There was a linear decrease in multiple birth rate with increasing eSET rate and no significant difference in clinic-level live birth rates for each age group. Cycle-level analysis found slightly higher live birth rates with double ET, but this was mainly observed in women aged 35–37 years or with four or more embryos available for transfer, and confirmed the marked reduction in multiple births with eSET.

Conclusion(s):

Our study showed a marked and linear reduction in multiple birth rates, and important, little to no effect on clinic-level live birth rates with increasing rates of eSET supporting the growing evidence that eSET is effective in decreasing the high multiple birth rates associated with IVF and suggests that eSET should be used more frequently than is currently practiced.
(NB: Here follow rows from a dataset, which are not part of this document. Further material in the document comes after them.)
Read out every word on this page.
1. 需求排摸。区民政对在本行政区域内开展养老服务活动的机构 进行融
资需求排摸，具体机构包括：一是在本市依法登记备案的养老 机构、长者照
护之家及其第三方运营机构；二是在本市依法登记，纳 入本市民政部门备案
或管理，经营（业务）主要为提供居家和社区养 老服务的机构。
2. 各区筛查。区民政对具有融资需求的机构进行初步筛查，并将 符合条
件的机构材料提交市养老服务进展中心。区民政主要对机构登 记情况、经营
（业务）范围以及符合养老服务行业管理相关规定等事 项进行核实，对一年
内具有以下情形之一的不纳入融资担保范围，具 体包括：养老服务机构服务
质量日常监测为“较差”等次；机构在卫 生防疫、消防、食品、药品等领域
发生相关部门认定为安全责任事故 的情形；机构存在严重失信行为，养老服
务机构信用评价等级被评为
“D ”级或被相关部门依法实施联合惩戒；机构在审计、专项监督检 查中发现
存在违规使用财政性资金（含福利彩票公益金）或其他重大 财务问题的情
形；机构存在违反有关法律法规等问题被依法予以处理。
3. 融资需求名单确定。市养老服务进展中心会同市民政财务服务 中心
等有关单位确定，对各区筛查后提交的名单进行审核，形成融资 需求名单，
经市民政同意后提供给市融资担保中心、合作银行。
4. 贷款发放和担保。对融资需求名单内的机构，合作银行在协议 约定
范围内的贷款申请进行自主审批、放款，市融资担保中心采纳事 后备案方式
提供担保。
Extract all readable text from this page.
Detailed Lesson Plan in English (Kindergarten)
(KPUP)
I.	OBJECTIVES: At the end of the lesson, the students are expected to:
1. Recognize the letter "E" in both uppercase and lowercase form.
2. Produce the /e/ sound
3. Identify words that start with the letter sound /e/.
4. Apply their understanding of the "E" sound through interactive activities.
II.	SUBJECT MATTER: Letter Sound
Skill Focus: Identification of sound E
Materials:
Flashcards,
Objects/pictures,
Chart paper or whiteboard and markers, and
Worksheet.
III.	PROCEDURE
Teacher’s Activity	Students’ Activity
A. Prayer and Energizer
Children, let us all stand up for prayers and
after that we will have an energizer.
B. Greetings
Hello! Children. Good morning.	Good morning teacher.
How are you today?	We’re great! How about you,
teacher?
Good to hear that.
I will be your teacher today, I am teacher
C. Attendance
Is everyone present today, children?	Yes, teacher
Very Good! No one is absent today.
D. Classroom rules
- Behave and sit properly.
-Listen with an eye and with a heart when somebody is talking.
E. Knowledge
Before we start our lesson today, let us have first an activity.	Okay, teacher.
Keywords: Elective single embryo transfer, live birth rate, multiple birth rate, IVF

In vitro fertilization is the single most effective treatment for infertility, and it is used with increasing frequency worldwide. In 2013, IVF treatments in the United States helped to conceive >60,000 babies, approximately 1.6% of all infants born, which is consistent with many developed countries around the worl (1). Unlike many other developed countries, however, pregnancies resulting from IVF treatments in the United States are complicated by a very high rate of multiple gestations (41.1% of all IVF deliveries in 2013) (1), directly attributable to the common practice of transferring multiple embryos to the uterus to enhance pregnancy rates (PRs). During the past decade, reductions in the average number of transferred embryos have resulted in a marked decrease in high order multiple gestations (triplets and more) in the United States, but twinning rates have remained high due to the continued practice of transferring at least two embryos in most IVF cycles (2).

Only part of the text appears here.